Dice allows players to choose a target number and direction (over/under), with dynamic payouts based on win probability.

  1. Generate HMAC-SHA256 as with coinflip
  2. Read the first 4 bytes as a 32-bit unsigned integer
  3. Roll = (value % 10000) / 100, yielding 0.00 to 99.99
  4. Win chance depends on the chosen target and direction
  5. Payout multiplier = 97 / winChance (the 3% gap from 100 is the house edge)

Mines

Mines uses a 25-tile grid with a configurable number of mines (1-24). Mine positions are determined before the game begins.

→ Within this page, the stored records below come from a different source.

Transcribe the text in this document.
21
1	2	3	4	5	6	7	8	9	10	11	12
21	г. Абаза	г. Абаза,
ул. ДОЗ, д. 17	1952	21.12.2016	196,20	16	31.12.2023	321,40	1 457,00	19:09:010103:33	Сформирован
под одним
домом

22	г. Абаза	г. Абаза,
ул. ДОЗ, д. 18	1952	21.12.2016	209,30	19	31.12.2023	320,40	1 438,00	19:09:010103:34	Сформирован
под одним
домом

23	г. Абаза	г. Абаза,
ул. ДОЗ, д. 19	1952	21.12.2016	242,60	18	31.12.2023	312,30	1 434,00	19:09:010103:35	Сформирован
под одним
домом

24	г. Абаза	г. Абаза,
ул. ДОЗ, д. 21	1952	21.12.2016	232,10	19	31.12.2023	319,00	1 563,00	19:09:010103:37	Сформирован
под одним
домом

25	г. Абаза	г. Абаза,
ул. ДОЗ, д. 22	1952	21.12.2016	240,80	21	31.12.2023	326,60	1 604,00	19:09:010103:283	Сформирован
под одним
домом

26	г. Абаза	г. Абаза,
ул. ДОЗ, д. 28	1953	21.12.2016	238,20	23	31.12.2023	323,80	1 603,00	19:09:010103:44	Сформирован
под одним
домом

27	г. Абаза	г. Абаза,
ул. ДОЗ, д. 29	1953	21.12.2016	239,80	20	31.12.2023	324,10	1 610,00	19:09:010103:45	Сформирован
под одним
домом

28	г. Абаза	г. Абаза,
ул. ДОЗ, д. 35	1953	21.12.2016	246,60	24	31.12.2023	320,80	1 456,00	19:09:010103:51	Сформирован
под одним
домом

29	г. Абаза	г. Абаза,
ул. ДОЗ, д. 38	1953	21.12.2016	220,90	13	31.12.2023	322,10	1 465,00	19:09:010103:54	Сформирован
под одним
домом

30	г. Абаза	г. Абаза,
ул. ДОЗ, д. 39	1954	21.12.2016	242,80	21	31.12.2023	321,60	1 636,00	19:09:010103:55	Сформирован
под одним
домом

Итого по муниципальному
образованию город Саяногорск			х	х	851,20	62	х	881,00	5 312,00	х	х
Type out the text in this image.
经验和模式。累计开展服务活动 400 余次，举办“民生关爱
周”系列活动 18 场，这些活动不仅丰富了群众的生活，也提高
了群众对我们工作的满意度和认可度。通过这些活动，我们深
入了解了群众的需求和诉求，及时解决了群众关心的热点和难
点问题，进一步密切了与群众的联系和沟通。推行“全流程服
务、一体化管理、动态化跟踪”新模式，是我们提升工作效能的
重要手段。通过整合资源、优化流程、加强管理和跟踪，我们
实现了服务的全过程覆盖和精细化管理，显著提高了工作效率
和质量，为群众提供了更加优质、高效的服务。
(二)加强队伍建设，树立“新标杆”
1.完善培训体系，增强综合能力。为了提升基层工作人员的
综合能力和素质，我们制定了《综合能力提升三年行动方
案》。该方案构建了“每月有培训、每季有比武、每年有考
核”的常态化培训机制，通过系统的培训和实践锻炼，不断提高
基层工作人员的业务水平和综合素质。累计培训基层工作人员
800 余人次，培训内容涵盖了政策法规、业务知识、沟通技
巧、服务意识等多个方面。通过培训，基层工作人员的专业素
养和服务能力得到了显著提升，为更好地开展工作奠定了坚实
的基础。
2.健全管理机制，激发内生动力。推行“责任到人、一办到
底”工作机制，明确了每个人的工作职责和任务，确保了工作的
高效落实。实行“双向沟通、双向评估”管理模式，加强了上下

  1. Generate HMAC-SHA256 from server seed, client seed, and nonce
  2. Use 2-byte segments of the HMAC to determine mine positions on the 5x5 grid
  3. Each gem reveal increases the multiplier based on the formula: product of (remaining / safe) for each revealed gem, times 0.97
  4. The 0.97 factor provides a 3% house edge
  5. All mine positions are committed before the first tile is revealed and can be verified after the round

Blackjack

Blackjack uses a standard 52-card deck shuffled with a cryptographically secure Fisher-Yates shuffle.

  1. A 52-card deck is created and shuffled using crypto.randomBytes(4) for each swap in the Fisher-Yates algorithm
  2. A seed hash is generated and stored with the session for later verification
  3. Standard blackjack rules: natural blackjack pays 3:2, dealer stands on all 17s
  4. Players can hit, stand, or double down (on initial two cards only)
  5. Up to 3 seats per session
  6. House edge is approximately 0.5% with optimal basic strategy

How to Independently Verify

You do not need to trust us. Every game result can be independently verified using standard cryptographic tools. Here is how:

  1. Get the game data: After each game, the server seed, client seed, nonce, and seed hash are available. The seed hash is published before the game starts (commitment), and the server seed is revealed after.
  2. Verify the commitment: Compute SHA-256(server_seed) and confirm it matches the pre-published seed hash. This proves the seed was not changed after your bet.
  3. Reproduce the result: Compute HMAC-SHA256(server_seed, client_seed + ':' + nonce)and apply the game-specific formula to derive the outcome.
  4. Compare: The result you compute should exactly match the game outcome you experienced.

You can use any programming language or online HMAC-SHA256 calculator. The crash verifier tool above implements this process for the crash game. For other games, the same HMAC-SHA256 approach is used with game-specific result extraction as documented in the algorithms section above.